Okay, I must admit that my Toronto Maple Leafs obsession might have gotten the best of me as of late. Game Four was not a game but a maniacal phantasmagoria in double time that extended for an eternity and then vanished in a haze. Phanuef’s missed hit, the shot under Reimer’s arm, the shot off the post, just wide, the 5-3 power play, the Kadri high stick, the giveaways – oh the giveaways!…it all went around in a rotor until I started to descend into an abyss. What could they have done for a better result? How do they make the puck bounce to the right and not the left? Damn Bruins. Damn undeserving, plodding, bumbling Bruins! I sat mute, inert, unable to think. Nothing.
I couldn’t write the next day. I couldn’t focus on anything and so took my axe and straightened out my pile of wood, split log after log – take that Krejci and Chara! – restructured every piece of the 2,000 into an indomitable wall.Ready for Game Five.

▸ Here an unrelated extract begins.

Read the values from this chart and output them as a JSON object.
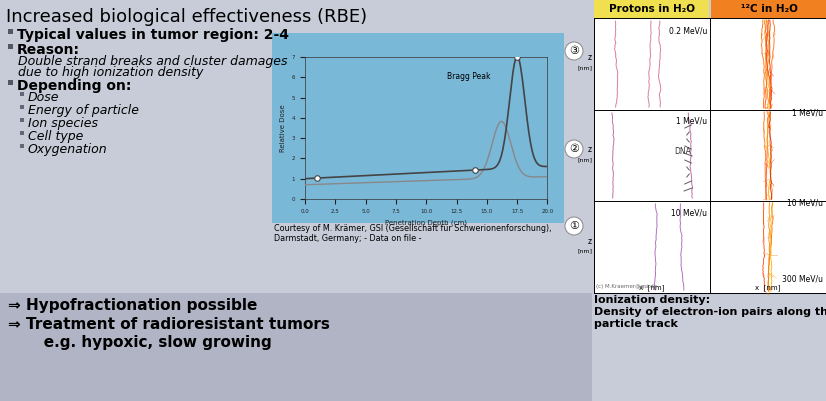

I wrecked my knee while coaching indoor soccer in 1998. (I believe I uttered an expletive or two at that moment.) I had surgery to repair my torn ACL and then did rehab for some weeks to follow. “Use the elliptical,” my physical therapist instructed. “That’s the best thing to do.” I have taken his advice to the extreme. Since then, I have been on that crazy looking machine about 1600 times (an hour or so each time) at eleven different gyms until I finally moved into a building with its own machine. I’ve been on this machine almost every day for the past nine months, averaging 1200 calories per session and getting my resting heart rate down to 49. It’s hard at first, especially in the morning, because my body doesn’t want to start; it knows what’s next. The first few minutes is a warm-up, getting the blood and lungs to work, and then it’s time to establish a more intensive rate, time to turn off the TV – no moreNY1 – and get into the music. (Nothing Is perhaps?) Minute 12 is the first real sign post. “How far am I off my pace? How much do I have to make up?” It is a matter of settling in and focusing on what’s ahead. Thoughts finally begin to move: an email to be written, a facebook message returned, a cheque cashed, schedules checked. And then the real ideas start to come, maybe halfway through: a scene that doesn’t work, stilted dialogue, a character developed, a new direction. Each and everything – the emails and scenes, all of them – must be reviewed, numbered in my head, so that they aren’t lost with all the sweat. The last ten minutes is for recounting the ideas one by one, reviewing the list time and again, and working toward the final numbers: calories burned and ideas logged. Today it was 1208 and 5, the last one of these for this blog.